In 2025, Goalhanger expanded The Rest Is Football. First, in April 2025 it launched a podcast covering the women's game, The Rest Is Football: Daly Brightness. Then it moved into video-first production with The Rest Is Football: LaLiga. Produced in partnership with LaLiga, the series used official match footage alongside discussion and analysis. The move represented a shift from traditional audio podcasting towards video-led sports content distributed through platforms including YouTube and Spotify Video. In 2026, Goalhanger secured rights to use Premier League archive footage for The Rest Is Football, leading to the creation of Premier League Greats: The Moments That Made Them, a video series examining notable players and moments from Premier League history. The deal was described as a first for podcasting, reflecting the increasing overlap between podcasts, streaming television and traditional sports broadcasting.

===Netflix adaptation===

During the 2026 FIFA World Cup, The Rest Is Football was adapted into a New York studio based daily television programme on Netflix.The series featured football analysis, interviews and discussion presented by Lineker, Shearer and Richards, with guest appearances from figures connected with football and entertainment.

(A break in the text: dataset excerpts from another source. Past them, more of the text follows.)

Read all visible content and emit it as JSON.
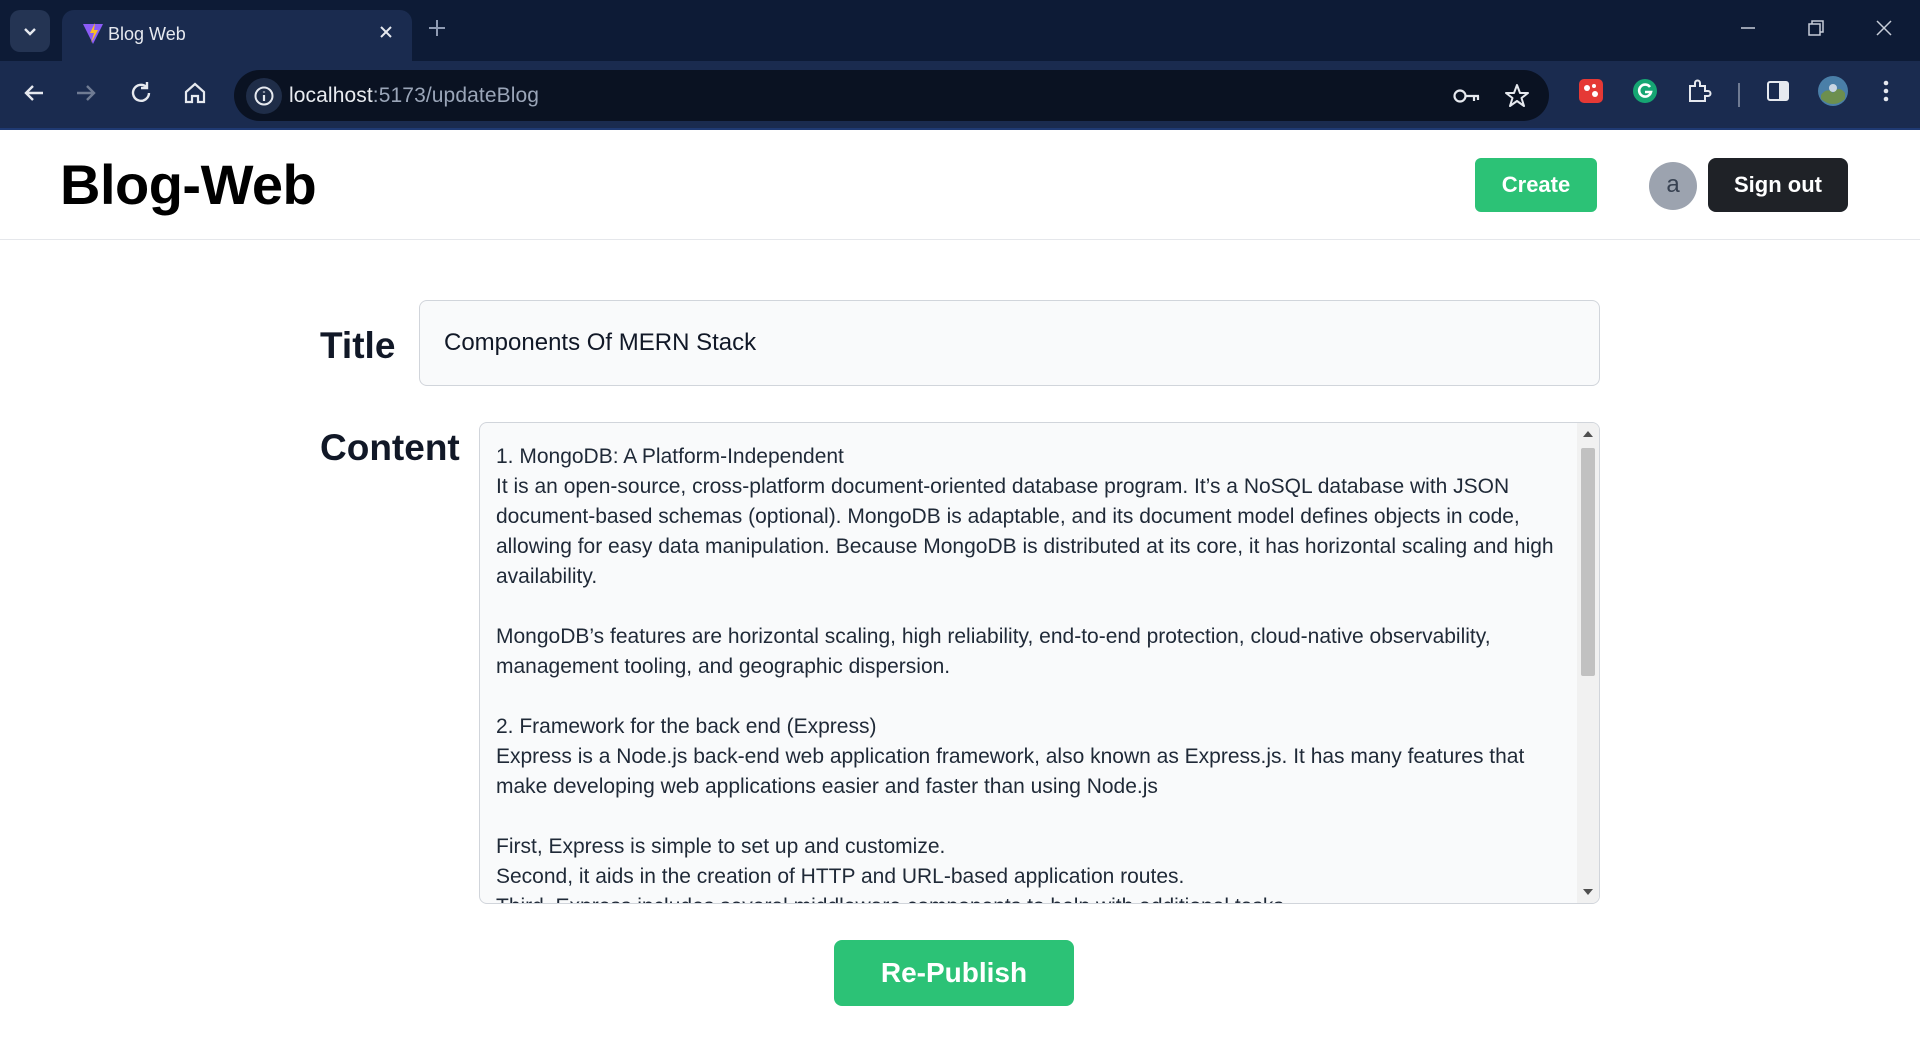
{
  "browser": {
    "tab": {
      "title": "Blog Web"
    },
    "url": {
      "host": "localhost",
      "path": ":5173/updateBlog"
    }
  },
  "navbar": {
    "brand": "Blog-Web",
    "create_label": "Create",
    "avatar_initial": "a",
    "signout_label": "Sign out"
  },
  "form": {
    "title_label": "Title",
    "title_value": "Components Of MERN Stack",
    "content_label": "Content",
    "content_value": "1. MongoDB: A Platform-Independent\nIt is an open-source, cross-platform document-oriented database program. It’s a NoSQL database with JSON document-based schemas (optional). MongoDB is adaptable, and its document model defines objects in code, allowing for easy data manipulation. Because MongoDB is distributed at its core, it has horizontal scaling and high availability.\n\nMongoDB’s features are horizontal scaling, high reliability, end-to-end protection, cloud-native observability, management tooling, and geographic dispersion.\n\n2. Framework for the back end (Express)\nExpress is a Node.js back-end web application framework, also known as Express.js. It has many features that make developing web applications easier and faster than using Node.js\n\nFirst, Express is simple to set up and customize.\nSecond, it aids in the creation of HTTP and URL-based application routes.\nThird, Express includes several middleware components to help with additional tasks.",
    "submit_label": "Re-Publish"
  },
  "colors": {
    "accent_green": "#2cc276",
    "signout_dark": "#1f2227",
    "chrome_dark": "#0d1b36"
  }
}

The move was covered as part of wider changes in sports broadcasting, with digital-first productions increasingly operating alongside established broadcasters. Rob Jones and The Rest is Football: La Liga co-host Alex Aljoe joined the podcast as reporters, Jones embedded with the England camp and Aljoe as a roving reporter, with Joe Cole featuring as a regular guest. The Netflix adaptation received mixed reviews from television critics. Reviews noted that the chemistry between Lineker, Shearer and Richards remained central to the programme, although some critics questioned whether moving the podcast format to television added enough beyond the original audio version. The Netflix adaptation introduced a recurring speed darts challenge alongside the football discussion and interviews, in which guests competed to achieve the highest score within 45 seconds. The segment featured guests including professional darts player Luke Littler. The show was reported to have garnered audiences of around 100,000 viewers per episode.

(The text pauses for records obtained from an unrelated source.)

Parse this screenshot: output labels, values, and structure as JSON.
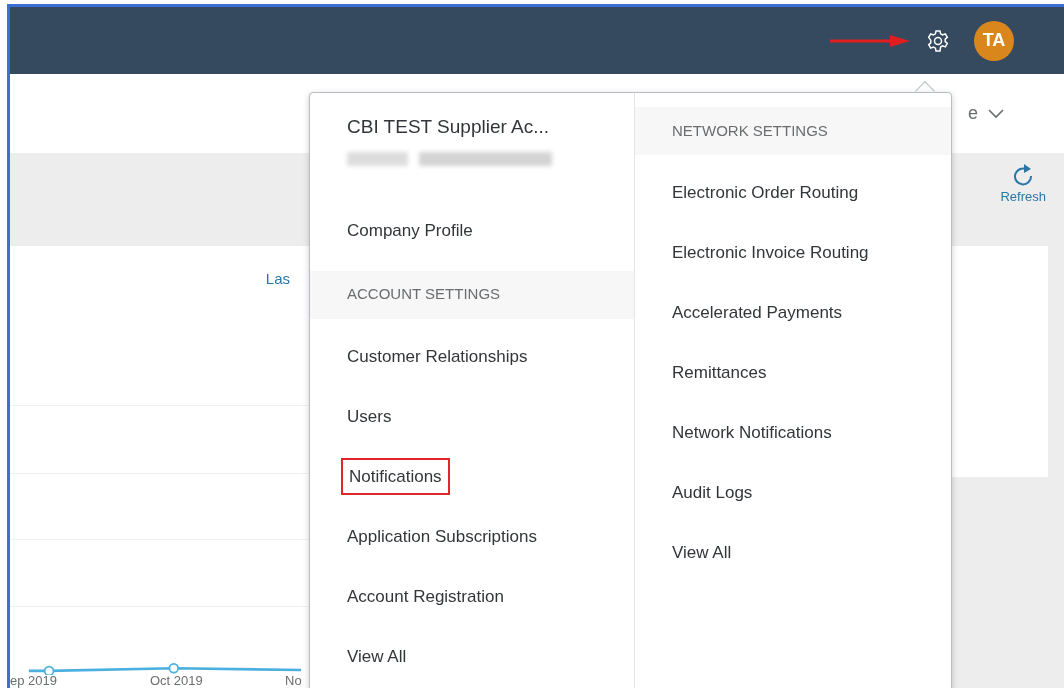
{
  "top_bar": {
    "avatar_initials": "TA"
  },
  "header": {
    "partial_text": "e"
  },
  "toolbar": {
    "refresh_label": "Refresh"
  },
  "content": {
    "partial_link": "Las",
    "chart_axis_labels": [
      "ep 2019",
      "Oct 2019",
      "No"
    ]
  },
  "settings_menu": {
    "account_name": "CBI TEST Supplier Ac...",
    "company_profile": "Company Profile",
    "account_settings": {
      "heading": "ACCOUNT SETTINGS",
      "items": [
        {
          "label": "Customer Relationships",
          "highlighted": false
        },
        {
          "label": "Users",
          "highlighted": false
        },
        {
          "label": "Notifications",
          "highlighted": true
        },
        {
          "label": "Application Subscriptions",
          "highlighted": false
        },
        {
          "label": "Account Registration",
          "highlighted": false
        },
        {
          "label": "View All",
          "highlighted": false
        }
      ]
    },
    "network_settings": {
      "heading": "NETWORK SETTINGS",
      "items": [
        {
          "label": "Electronic Order Routing",
          "highlighted": false
        },
        {
          "label": "Electronic Invoice Routing",
          "highlighted": false
        },
        {
          "label": "Accelerated Payments",
          "highlighted": false
        },
        {
          "label": "Remittances",
          "highlighted": false
        },
        {
          "label": "Network Notifications",
          "highlighted": false
        },
        {
          "label": "Audit Logs",
          "highlighted": false
        },
        {
          "label": "View All",
          "highlighted": false
        }
      ]
    }
  }
}
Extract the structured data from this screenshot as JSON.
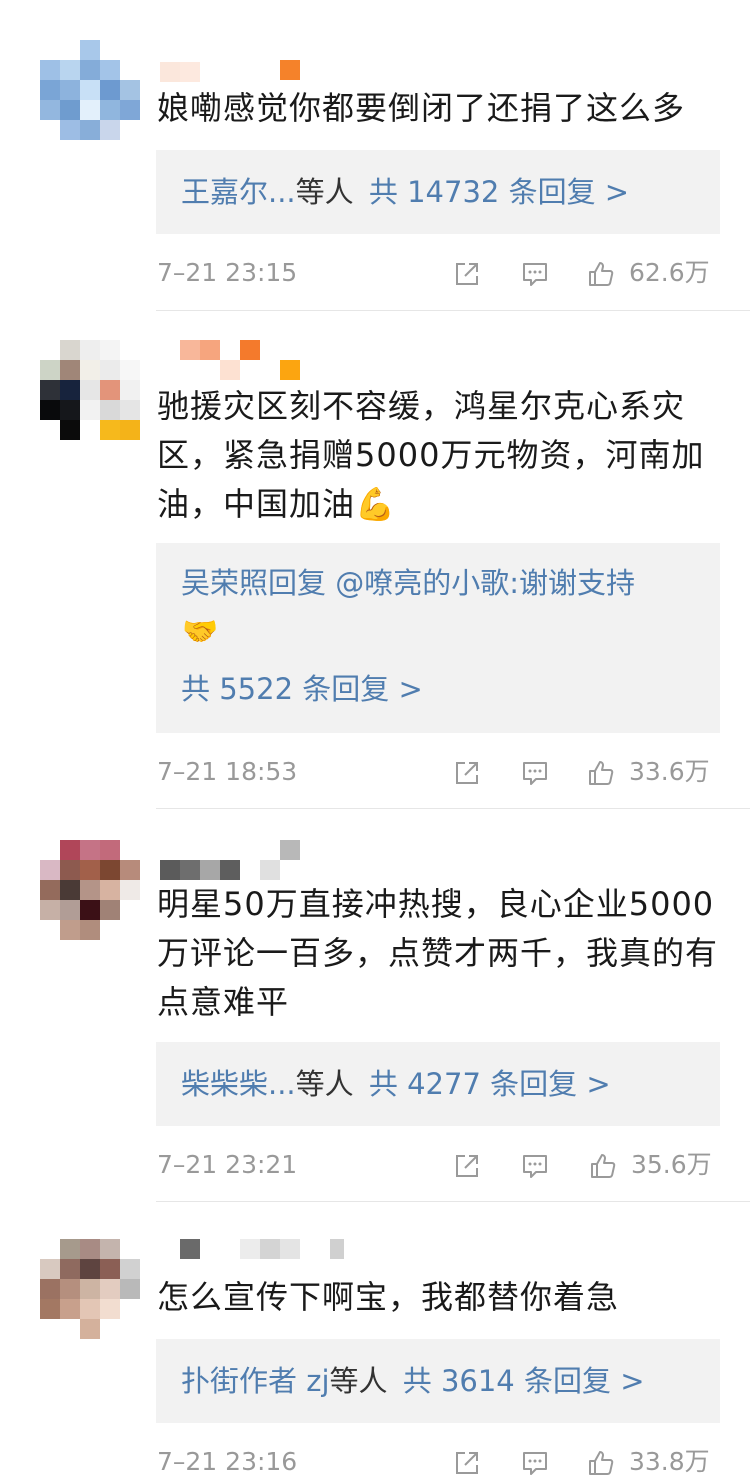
{
  "colors": {
    "link": "#507daf",
    "text": "#1a1a1a",
    "muted": "#999999",
    "box": "#f2f2f2"
  },
  "comments": [
    {
      "text": "娘嘞感觉你都要倒闭了还捐了这么多",
      "reply": {
        "names": "王嘉尔...",
        "suffix": "等人",
        "count": "共 14732 条回复 >"
      },
      "time": "7–21 23:15",
      "likes": "62.6万"
    },
    {
      "text": "驰援灾区刻不容缓，鸿星尔克心系灾区，紧急捐赠5000万元物资，河南加油，中国加油💪",
      "reply": {
        "line1": "吴荣照回复 @嘹亮的小歌:谢谢支持",
        "emoji": "🤝",
        "count": "共 5522 条回复 >"
      },
      "time": "7–21 18:53",
      "likes": "33.6万"
    },
    {
      "text": "明星50万直接冲热搜，良心企业5000万评论一百多，点赞才两千，我真的有点意难平",
      "reply": {
        "names": "柴柴柴...",
        "suffix": "等人",
        "count": "共 4277 条回复 >"
      },
      "time": "7–21 23:21",
      "likes": "35.6万"
    },
    {
      "text": "怎么宣传下啊宝，我都替你着急",
      "reply": {
        "names": "扑街作者 zj",
        "suffix": "等人",
        "count": "共 3614 条回复 >"
      },
      "time": "7–21 23:16",
      "likes": "33.8万"
    }
  ],
  "icons": {
    "share": "share-icon",
    "comment": "comment-icon",
    "like": "thumbs-up-icon"
  }
}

The Netflix adaptation of the show was recommissioned towards the end of its 40 episode run covering the 2026 World Cup for a further two years. The show will be broadcast on Mondays and Fridays from the 21st August and focus on the Premier League and talking points within the game. The deal includes broadcasts covering the UEFA Euro 2028 championship, co-hosted by England, Scotland, Wales, and the Republic of Ireland.

==Reception and impact==

The podcast has received coverage as an example of the growth of football podcasts and personality-led sports media. A 2025 interview with Marcus Rashford became one of the programme's most viewed episodes, receiving more than 1.4 million views across platforms within two days of publication. Coverage has focused on the presenters' chemistry and the programme's development from a podcast into a wider football media brand. The development of The Rest Is Football reflects wider changes in sports media, where podcasts increasingly operate across audio, video and streaming platforms. Research into sports podcasting has examined how podcasts can create new relationships between audiences, platforms and sports organisations, with programmes moving beyond audio distribution into wider media ecosystems. The Rest Is Football has been cited as an example of this shift, moving from a conversational podcast format into video production, licensed sports content and television broadcasting. The Netflix show, broadcast during the 2026 World Cup was noted in the Radio Times as a success, being "a mainstay in the Netflix top 10 TV chart throughout and [having] peaked at No.1 in the UK".